The practice of police and other law enforcement having a quota of traffic tickets to write is now forbidden in the Sunshine State. Senate Bill 264, unanimously passed by the Florida Legislature earlier this year, is now in effect.
The law, called the “Waldo Bill” after the Florida town notorious for its status as a speed trap, prohibits any law enforcement agency from creating a “traffic citation quota.” A quota, for example, would instruct officers that they much write a certain amount of tickets – most often speeding tickets – per day, week or month.
For many towns, cities and counties, issuing traffic citations is not a way to create a deterrent to unsafe driving. It is a revenue source, in which the local police or sheriff’s office writes tickets to collect fees, which then go to county coffers. It is a troubling paradox: The law is supposed to discourage this kind of behavior, but the government that is supposed to enforce these laws relies on people to break them in order for it to function.

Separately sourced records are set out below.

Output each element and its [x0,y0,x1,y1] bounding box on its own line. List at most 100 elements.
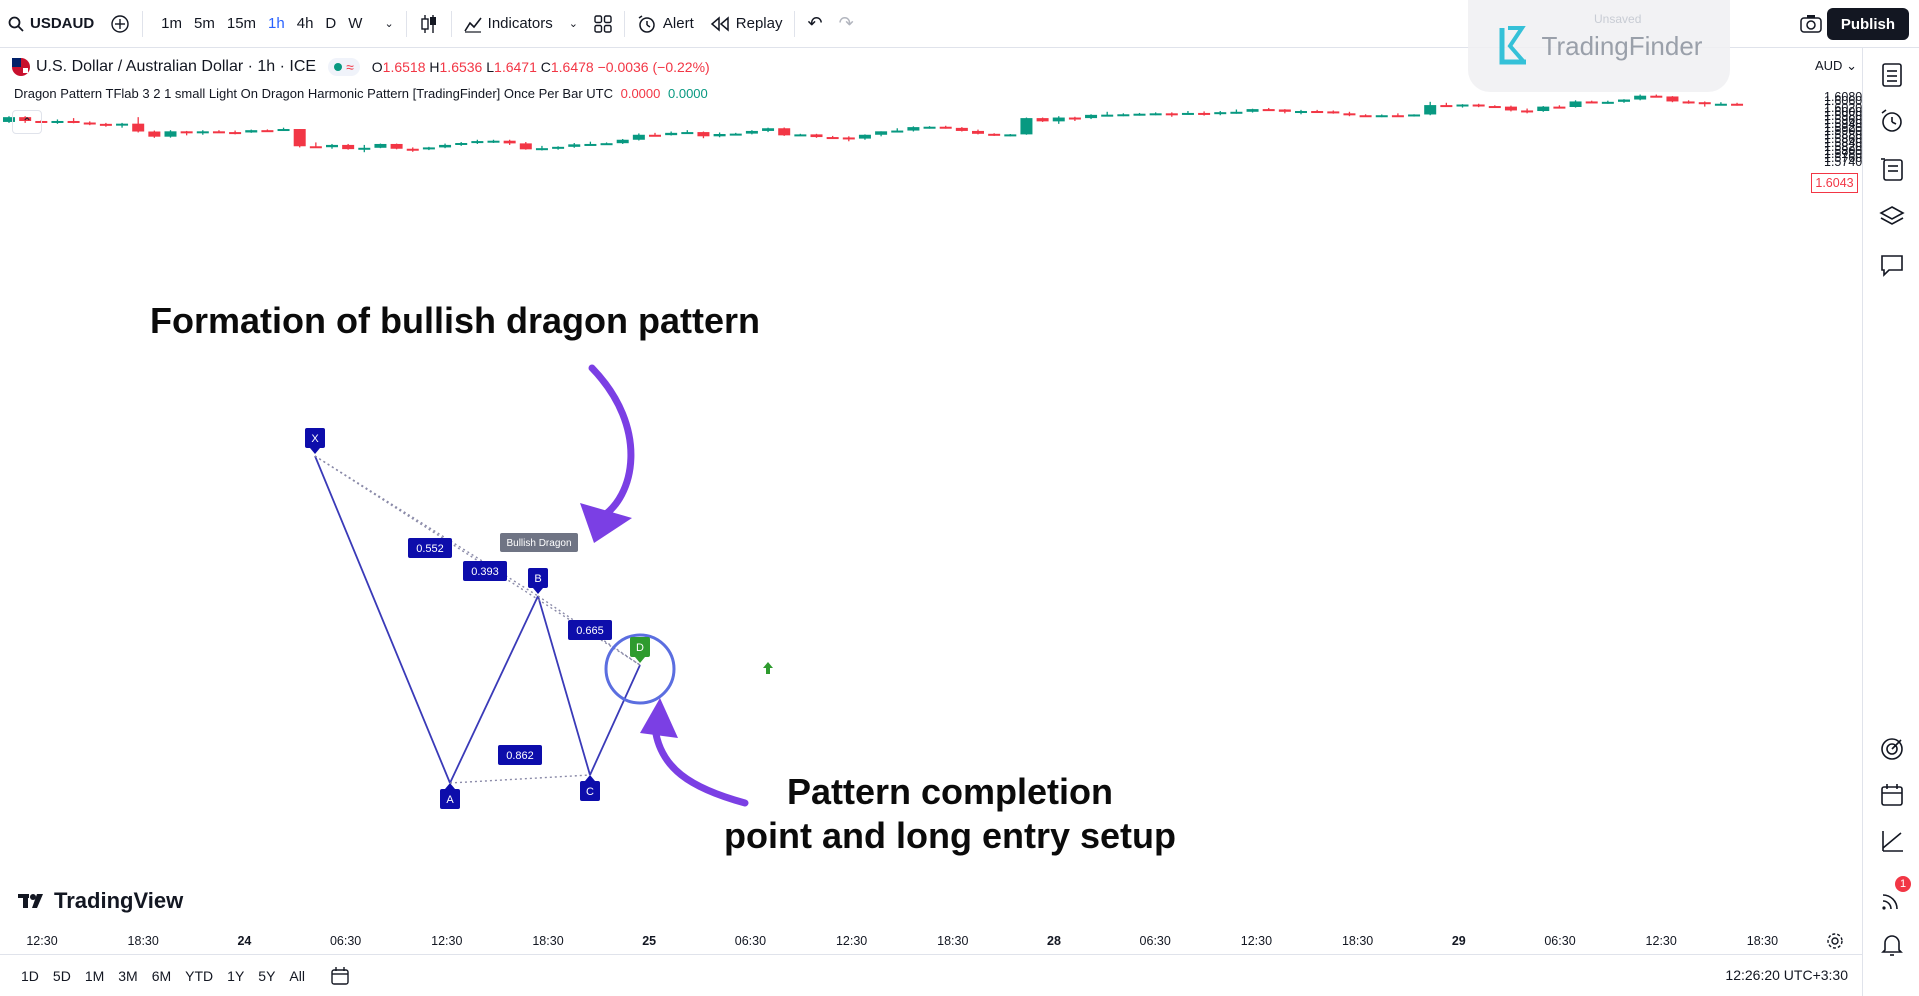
layers-icon[interactable] [1879,204,1905,230]
object-tree-icon[interactable] [1879,156,1905,182]
timeframe-D[interactable]: D [325,15,337,32]
price-label: 1.6080 [1824,90,1863,104]
candle-body [632,134,645,140]
candle [923,126,936,129]
price-chart[interactable]: X A B C D 0.552 0.393 0.665 0.862 Bullish Dragon [0,48,1820,928]
candle-body [826,137,839,140]
candle [697,131,710,139]
chart-type-button[interactable] [411,0,447,48]
candle [1198,111,1211,116]
candle [19,116,32,123]
candle-body [1230,111,1243,114]
time-label: 29 [1451,934,1466,948]
candle-body [1537,106,1550,112]
candle-body [1085,114,1098,119]
timeframe-W[interactable]: W [348,15,363,32]
range-all[interactable]: All [289,967,305,984]
timeframe-dropdown[interactable]: ⌄ [384,18,394,30]
undo-button[interactable]: ↶ [807,13,823,33]
candle [1650,94,1663,98]
range-1m[interactable]: 1M [84,967,105,984]
candle [212,130,225,134]
publish-button[interactable]: Publish [1826,8,1909,40]
candle-body [1424,105,1437,115]
camera-icon[interactable] [1799,12,1823,36]
candle [794,133,807,137]
candle [1068,116,1081,121]
candle [1391,113,1404,118]
candle [1085,114,1098,120]
indicator-legend[interactable]: Dragon Pattern TFlab 3 2 1 small Light O… [14,86,708,101]
annotation-arrow-down [580,364,635,543]
candle [1601,100,1614,104]
trend-line-icon[interactable] [1879,828,1905,854]
range-1y[interactable]: 1Y [227,967,245,984]
range-5y[interactable]: 5Y [258,967,276,984]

Under the new law, cities and counties will need to look for another way to raise revenue. The law also includes a red flag provision: If the revenue from traffic citations consists of a third or more of a county’s or municipality’s budget for law enforcement, that government must submit a report to the state detaining their revenue and expenses.
Cities and counties have largely adopted the attitude that they can treat traffic citations as a cash cow because too few people actually challenge their speeding tickets. Anyone cited or arrested for any traffic offense can hire a speeding ticket lawyer and fight to get the citation or charges dismissed.